Obama called Russia a smaller and “weaker” country than the United States, saying it "does not produce anything that others want to buy" except oil, natural gas, and military weaponry.
"The Russians can't change us or significantly weaken us," Obama said. "They are a smaller country. They are a weaker country. Their economy doesn’t produce anything that anybody wants to buy, except oil and gas, and arms. They don't innovate."
But Obama said Russia can "impact" the United States if Americans "lose track of who we are. They can impact us if we abandon our values" and if Americans "start buying into notions that it's okay to intimidate the press, or lock up dissidents, or discriminate against people because of their faith or what they look like."
While Reagan viewed what was then the Soviet Union as an "evil empire," Trump has departed sharply from Republican orthodoxy in saying he wants to mend relations with Russia and work with the Kremlin to defeat terrorists.
Trump named ExxonMobil CEO Rex Tillerson, a friend of Putin's, as his choice for secretary of state.
Some prominent Republicans in Congress continue to take a hard line toward Russia, however, including Senate Armed Services Committee Chairman John McCain (Republican-Arizona) and Lindsey Graham (Republican-South Carolina).
Addressing the postelection controversy over Russian campaign of e-mail hacking, Obama strongly defended his administration's response, including his refusal before the voting to ascribe motive to the meddling or to discuss now what effect it might have had.

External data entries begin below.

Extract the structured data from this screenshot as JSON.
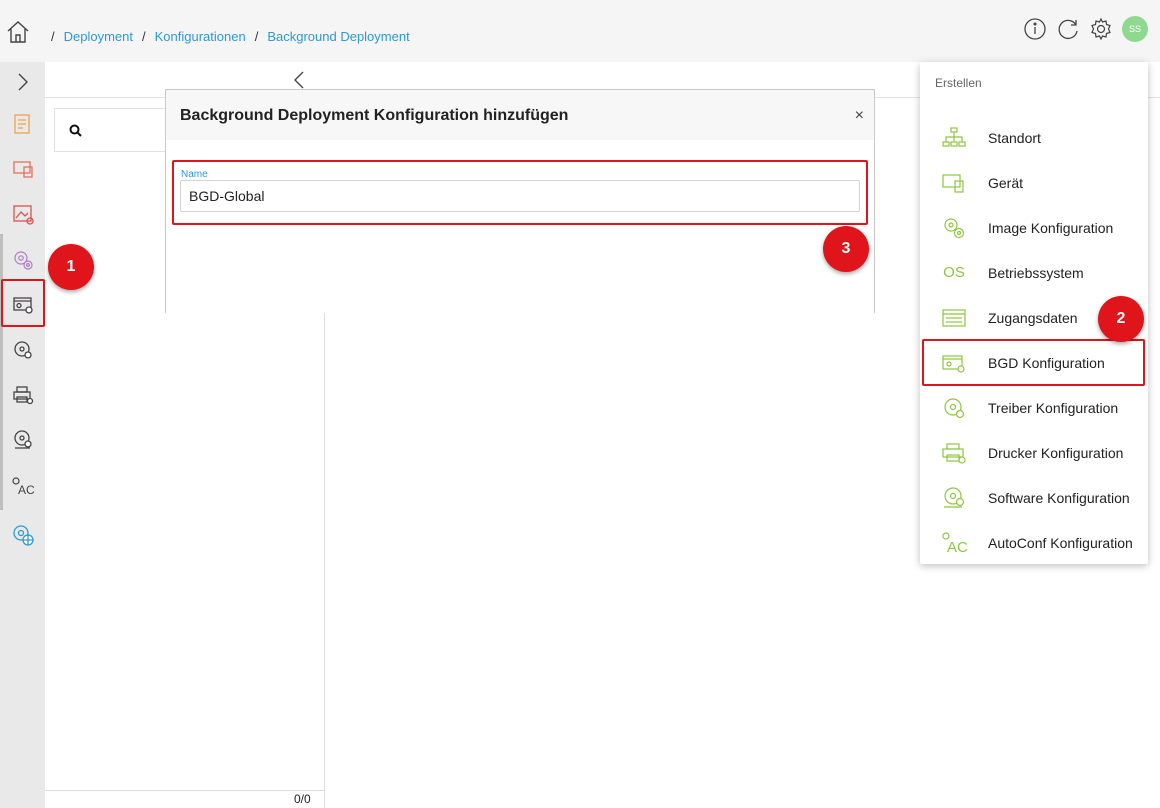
{
  "breadcrumb": {
    "items": [
      "Deployment",
      "Konfigurationen",
      "Background Deployment"
    ],
    "separator": "/"
  },
  "header": {
    "avatar_initials": "SS"
  },
  "icons": {
    "home": "home-icon",
    "info": "info-icon",
    "refresh": "refresh-icon",
    "settings": "gear-icon"
  },
  "sidebar": {
    "items": [
      {
        "icon": "chevron-right-icon"
      },
      {
        "icon": "document-icon"
      },
      {
        "icon": "device-icon"
      },
      {
        "icon": "image-icon"
      },
      {
        "icon": "image-config-gear-icon"
      },
      {
        "icon": "bgd-config-icon"
      },
      {
        "icon": "driver-disc-icon"
      },
      {
        "icon": "printer-icon"
      },
      {
        "icon": "software-disc-icon"
      },
      {
        "icon": "autoconf-icon"
      },
      {
        "icon": "globe-gear-icon"
      }
    ]
  },
  "list_panel": {
    "count": "0/0"
  },
  "dialog": {
    "title": "Background Deployment Konfiguration hinzufügen",
    "close_label": "×",
    "name_label": "Name",
    "name_value": "BGD-Global"
  },
  "menu": {
    "header": "Erstellen",
    "items": [
      {
        "label": "Standort",
        "icon": "sitemap-icon"
      },
      {
        "label": "Gerät",
        "icon": "device-icon"
      },
      {
        "label": "Image Konfiguration",
        "icon": "gear-cluster-icon"
      },
      {
        "label": "Betriebssystem",
        "icon": "os-icon",
        "icon_text": "OS"
      },
      {
        "label": "Zugangsdaten",
        "icon": "credentials-icon"
      },
      {
        "label": "BGD Konfiguration",
        "icon": "bgd-config-icon"
      },
      {
        "label": "Treiber Konfiguration",
        "icon": "driver-disc-icon"
      },
      {
        "label": "Drucker Konfiguration",
        "icon": "printer-icon"
      },
      {
        "label": "Software Konfiguration",
        "icon": "software-disc-icon"
      },
      {
        "label": "AutoConf Konfiguration",
        "icon": "autoconf-icon"
      }
    ]
  },
  "annotations": {
    "badges": [
      "1",
      "2",
      "3"
    ]
  },
  "colors": {
    "accent": "#2c99d8",
    "highlight": "#e0141b",
    "menu_icon": "#8dc63f",
    "avatar": "#8fd98f"
  }
}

Obama said that he confronted Putin at a Group of 20 summit in China in September over the Russian hacking campaign, telling the former KGB chief to "cut it out."
Obama noted that the United States could retaliate, saying "whatever they do to us, we can potentially do to them."

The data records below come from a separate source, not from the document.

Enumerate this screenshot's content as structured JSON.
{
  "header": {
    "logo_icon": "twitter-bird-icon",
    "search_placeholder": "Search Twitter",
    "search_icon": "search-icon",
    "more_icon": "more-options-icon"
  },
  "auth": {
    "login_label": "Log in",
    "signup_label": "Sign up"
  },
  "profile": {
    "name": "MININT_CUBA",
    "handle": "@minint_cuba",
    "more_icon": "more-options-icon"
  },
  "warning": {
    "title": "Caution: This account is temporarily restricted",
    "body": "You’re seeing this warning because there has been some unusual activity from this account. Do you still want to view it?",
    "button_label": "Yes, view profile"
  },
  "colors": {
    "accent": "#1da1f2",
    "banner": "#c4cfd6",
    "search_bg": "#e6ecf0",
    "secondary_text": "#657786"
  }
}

Asked to state unequivocally whether he thinks Putin ordered Russian hacking attacks against the Democratic National Committee and Democratic candidate Hillary Clinton's campaign chief John Podesta in order to help Trump win the U.S. presidential election, Obama said: "Not much happens in Russia without Vladimir Putin. This is a pretty hierarchical operation. Last I checked, there's not a lot of debate and democratic deliberation, particularly when it comes to policies directed at the United States."
"We have said, and I will confirm, that this happened at the highest levels of the Russian government," Obama continued. "And I will let you make that determination as to whether there are high-level Russian officials who go off, rogue, and decide to tamper with the U.S. election process without Vladimir Putin knowing about it."